Japonia: Najpierw miejsce parkingowe, potem samochód
W ślimaczym tempie: samochody poruszają się po Tokio ze średnią prędkością 15 kilometrów na godzinę. Przy sieci dróg o długości ponad 22 000 km oraz 14-procentowym udziale rowerzystów miasto posiada zaledwie 11,6 km dróg dla rowerów.
Problemy z parkowaniem: W Japonii jest 61 milionów pojazdów i zdecydowanie za mała liczba miejsc parkingowych. Dlatego w miastach takich jak Tokio samochód można kupić wyłącznie wtedy, gdy nabywca wykaże fakt posiadania miejsca parkingowego.
Samochody w wersji mini: Aby zapanować nad ruchem, wprowadzono nawet lokalną klasę pojazdów: Kei Cars. Samochody te mają długość poniżej 3,40 metra i pojemność skokową silnika nieprzekraczającą 0,66 litra.
Chiny: Loteria rejestracyjna
Przeciążenie dróg: pod koniec 2015 roku po chińskich drogach jeździło w sumie 279 milionów pojazdów, w tym 172 miliony samochodów.
Transport szynowy: rząd chiński silnie promuje transport publiczny, a zwłaszcza tramwaje. W Pekinie udział pasażerów poruszających się tym środkiem transportu sięga 10 milionów dziennie (44%).
Loteria: Szanghaj wydaje miesięcznie tylko 9 000 nowych tablic rejestracyjnych. W zależności od dystryktu tablice mogą kosztować nawet 8 000 RMB, co daje w przeliczeniu ponad 10 000 EUR. Tablice rejestracyjne są często sprzedawane na aukcji osobie, która gotowa jest zapłacić najwięcej.
Indie: Na dwu- i trójkołowcach ku nowoczesnej mobilności
Wzrost: ponad 40 miast w Indiach już dziś liczy ponad milion mieszkańców. Przy rocznym wzroście zaludnienia o 15 milionów Indie są najszybciej rozwijającym się na świecie krajem pod względem liczby mieszkańców.

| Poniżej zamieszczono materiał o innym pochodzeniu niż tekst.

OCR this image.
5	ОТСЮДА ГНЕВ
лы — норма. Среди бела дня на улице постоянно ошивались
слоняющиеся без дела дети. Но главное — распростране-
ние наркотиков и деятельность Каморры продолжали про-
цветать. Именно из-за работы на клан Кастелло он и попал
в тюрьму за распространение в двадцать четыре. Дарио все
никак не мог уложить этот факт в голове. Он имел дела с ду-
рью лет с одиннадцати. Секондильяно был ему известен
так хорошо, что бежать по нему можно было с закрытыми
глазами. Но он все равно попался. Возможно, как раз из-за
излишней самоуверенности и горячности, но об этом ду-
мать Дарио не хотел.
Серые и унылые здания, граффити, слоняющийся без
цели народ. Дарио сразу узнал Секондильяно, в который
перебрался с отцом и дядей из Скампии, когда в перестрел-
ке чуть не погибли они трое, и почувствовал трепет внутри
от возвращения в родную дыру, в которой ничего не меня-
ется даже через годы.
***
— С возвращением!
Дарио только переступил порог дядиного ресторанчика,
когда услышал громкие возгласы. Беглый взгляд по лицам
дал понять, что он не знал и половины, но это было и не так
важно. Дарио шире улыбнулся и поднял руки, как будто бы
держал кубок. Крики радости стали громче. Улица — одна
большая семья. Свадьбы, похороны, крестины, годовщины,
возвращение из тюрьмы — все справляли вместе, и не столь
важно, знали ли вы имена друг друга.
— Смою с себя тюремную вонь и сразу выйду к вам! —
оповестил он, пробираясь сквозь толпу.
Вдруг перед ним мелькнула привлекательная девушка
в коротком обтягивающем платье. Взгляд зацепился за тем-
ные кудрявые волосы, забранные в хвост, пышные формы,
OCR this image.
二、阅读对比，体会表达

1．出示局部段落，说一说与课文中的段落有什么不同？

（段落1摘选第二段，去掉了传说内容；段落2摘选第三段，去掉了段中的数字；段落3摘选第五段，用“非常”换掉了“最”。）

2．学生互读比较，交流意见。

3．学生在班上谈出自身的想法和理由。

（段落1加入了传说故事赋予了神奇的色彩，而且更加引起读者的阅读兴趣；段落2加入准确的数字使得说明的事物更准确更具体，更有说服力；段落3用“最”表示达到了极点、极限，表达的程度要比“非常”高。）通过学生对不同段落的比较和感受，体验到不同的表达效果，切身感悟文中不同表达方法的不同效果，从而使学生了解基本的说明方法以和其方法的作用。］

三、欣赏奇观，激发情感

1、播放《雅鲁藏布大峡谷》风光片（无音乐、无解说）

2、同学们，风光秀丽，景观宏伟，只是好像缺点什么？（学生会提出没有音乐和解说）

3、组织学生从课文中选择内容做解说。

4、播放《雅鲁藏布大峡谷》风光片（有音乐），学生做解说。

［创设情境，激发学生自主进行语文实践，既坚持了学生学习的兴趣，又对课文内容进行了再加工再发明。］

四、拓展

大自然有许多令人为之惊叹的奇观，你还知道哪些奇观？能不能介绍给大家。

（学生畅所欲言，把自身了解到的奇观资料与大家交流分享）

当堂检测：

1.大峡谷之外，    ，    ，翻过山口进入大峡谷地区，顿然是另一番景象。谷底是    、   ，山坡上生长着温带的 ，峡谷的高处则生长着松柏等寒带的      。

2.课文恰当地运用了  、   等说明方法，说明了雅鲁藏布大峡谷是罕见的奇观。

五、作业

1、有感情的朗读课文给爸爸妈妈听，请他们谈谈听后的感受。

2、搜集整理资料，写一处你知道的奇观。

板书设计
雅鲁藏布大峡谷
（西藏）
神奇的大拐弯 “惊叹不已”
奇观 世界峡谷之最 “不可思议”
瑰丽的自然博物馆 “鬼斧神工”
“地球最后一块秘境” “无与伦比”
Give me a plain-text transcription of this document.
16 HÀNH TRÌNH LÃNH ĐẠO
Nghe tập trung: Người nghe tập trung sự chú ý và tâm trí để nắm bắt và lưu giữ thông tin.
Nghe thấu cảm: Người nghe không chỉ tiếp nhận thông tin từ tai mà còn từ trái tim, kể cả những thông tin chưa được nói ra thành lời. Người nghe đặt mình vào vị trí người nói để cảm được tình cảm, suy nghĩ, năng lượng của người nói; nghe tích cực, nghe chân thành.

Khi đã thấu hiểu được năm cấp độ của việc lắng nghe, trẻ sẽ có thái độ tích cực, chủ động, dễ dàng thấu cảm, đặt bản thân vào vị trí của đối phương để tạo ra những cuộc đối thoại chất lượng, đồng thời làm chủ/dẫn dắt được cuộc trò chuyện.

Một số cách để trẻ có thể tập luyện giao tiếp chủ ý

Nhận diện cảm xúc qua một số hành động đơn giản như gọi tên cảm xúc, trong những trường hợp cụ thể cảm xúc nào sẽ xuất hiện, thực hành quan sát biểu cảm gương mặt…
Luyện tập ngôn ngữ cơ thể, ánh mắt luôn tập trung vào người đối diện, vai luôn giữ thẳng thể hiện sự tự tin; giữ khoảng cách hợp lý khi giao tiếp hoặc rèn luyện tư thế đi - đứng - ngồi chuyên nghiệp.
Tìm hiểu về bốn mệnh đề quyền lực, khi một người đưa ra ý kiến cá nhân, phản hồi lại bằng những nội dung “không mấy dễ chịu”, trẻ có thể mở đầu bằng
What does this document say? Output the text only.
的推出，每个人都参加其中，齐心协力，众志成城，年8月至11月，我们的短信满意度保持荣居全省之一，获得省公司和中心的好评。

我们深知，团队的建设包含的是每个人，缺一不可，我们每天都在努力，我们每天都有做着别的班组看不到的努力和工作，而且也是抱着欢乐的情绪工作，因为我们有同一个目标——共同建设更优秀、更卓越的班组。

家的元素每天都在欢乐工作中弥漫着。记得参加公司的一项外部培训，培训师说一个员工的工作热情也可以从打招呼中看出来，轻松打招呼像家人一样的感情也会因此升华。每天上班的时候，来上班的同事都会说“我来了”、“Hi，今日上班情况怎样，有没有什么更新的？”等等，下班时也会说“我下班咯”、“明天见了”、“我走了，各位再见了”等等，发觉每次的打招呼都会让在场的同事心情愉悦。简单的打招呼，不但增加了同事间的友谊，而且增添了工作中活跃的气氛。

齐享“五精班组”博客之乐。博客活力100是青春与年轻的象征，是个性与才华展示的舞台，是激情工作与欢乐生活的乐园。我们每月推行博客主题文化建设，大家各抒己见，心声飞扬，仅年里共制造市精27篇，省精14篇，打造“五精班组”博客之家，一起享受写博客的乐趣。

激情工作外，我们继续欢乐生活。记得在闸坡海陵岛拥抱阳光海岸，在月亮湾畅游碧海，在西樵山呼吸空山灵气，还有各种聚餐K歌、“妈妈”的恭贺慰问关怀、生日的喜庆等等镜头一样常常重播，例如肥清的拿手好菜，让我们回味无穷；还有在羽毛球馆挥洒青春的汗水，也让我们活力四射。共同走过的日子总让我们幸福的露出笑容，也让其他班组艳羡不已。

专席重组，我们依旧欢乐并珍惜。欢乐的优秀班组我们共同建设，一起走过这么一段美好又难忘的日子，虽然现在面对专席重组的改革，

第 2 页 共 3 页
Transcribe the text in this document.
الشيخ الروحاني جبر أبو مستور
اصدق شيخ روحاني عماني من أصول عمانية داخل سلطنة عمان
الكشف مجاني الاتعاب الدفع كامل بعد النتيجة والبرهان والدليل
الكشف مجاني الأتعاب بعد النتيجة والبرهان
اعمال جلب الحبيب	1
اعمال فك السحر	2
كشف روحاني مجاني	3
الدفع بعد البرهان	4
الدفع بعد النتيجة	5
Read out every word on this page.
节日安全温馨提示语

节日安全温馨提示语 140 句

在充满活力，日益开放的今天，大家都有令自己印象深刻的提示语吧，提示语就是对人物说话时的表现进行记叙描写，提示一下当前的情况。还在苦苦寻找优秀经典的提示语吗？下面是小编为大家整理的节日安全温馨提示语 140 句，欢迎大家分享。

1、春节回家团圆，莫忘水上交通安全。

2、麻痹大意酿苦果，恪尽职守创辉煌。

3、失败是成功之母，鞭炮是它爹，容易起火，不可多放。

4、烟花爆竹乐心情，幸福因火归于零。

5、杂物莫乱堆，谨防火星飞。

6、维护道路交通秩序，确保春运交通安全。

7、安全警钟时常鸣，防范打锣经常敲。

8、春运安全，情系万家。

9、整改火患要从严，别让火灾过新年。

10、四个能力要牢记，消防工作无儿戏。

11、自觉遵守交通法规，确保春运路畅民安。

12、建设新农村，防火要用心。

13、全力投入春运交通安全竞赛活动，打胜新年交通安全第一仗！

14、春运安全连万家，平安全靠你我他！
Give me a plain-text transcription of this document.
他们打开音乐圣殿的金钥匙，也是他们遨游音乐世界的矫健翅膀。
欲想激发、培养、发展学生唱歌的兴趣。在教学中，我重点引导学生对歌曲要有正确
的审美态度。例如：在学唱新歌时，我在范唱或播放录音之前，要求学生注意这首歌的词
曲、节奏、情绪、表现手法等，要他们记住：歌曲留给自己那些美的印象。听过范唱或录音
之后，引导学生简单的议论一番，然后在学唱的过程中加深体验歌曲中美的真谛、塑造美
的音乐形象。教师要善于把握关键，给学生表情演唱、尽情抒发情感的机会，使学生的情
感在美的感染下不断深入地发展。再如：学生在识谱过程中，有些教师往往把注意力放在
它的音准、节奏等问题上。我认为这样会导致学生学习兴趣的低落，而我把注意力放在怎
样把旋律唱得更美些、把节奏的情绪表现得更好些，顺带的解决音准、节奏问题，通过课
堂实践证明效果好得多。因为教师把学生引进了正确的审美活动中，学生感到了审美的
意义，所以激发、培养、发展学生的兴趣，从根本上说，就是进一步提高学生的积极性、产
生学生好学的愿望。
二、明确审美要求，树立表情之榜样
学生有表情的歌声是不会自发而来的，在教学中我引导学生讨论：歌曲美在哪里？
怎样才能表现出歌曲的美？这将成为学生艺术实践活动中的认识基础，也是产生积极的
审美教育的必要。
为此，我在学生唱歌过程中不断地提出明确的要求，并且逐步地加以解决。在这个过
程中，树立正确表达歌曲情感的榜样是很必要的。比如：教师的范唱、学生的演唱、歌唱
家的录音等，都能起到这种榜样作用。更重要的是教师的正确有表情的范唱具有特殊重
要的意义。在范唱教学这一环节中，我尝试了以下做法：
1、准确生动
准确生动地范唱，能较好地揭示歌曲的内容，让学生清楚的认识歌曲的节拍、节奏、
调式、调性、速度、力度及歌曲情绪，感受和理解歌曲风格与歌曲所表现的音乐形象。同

Dwukołowce: po drogach Indii porusza się ok. 125 milionów pojazdów dwukołowych. To 70% wszystkich eksploatowanych tam pojazdów.
Pionierzy: miastu Ahmadabad udało się dzięki usprawnieniom oraz inwestycjom w infrastrukturę transportową ograniczyć ruch drogowy. Obecnie aż 58% dróg pokonywanych jest z wykorzystaniem publicznych lub nie spalinowych środków transportu.
Ameryka Łacińska: Kolej linowa zamiast dróg ekspresowych
Kolej linowa: kolej linowa cieszy się nieustającą popularnością w chaotycznych megamiastach Ameryki Południowej. Ten środek transportu nie zajmuje wiele miejsca i kosztuje dziesięć razy mniej niż budowa metra czy drogi ekspresowej.
Kolej linowa: w 2016 roku ruszyła pierwsza miejska kolej linowa w Meksyku. Gondole zastępują tutaj kilka tysięcy mikrobusów. Przed Meksykiem koncepcję „powietrznych ulic“ zrealizowały już Kolumbia, Boliwia, Brazylia i Wenezuela.
Kolej linowa: pomiędzy stolicą Boliwii La Paz a sąsiednim miastem El Alto znajduje się najdłuższa miejska kolej linowa na świecie licząca 10 kilometrów. Pasażerowie podróżują dzięki niej nawet o godzinę krócej, a przy okazji walczą z zanieczyszczeniem środowiska. Do 2019 roku sieć kolei linowych ma zostać rozbudowana do 30 kilometrów.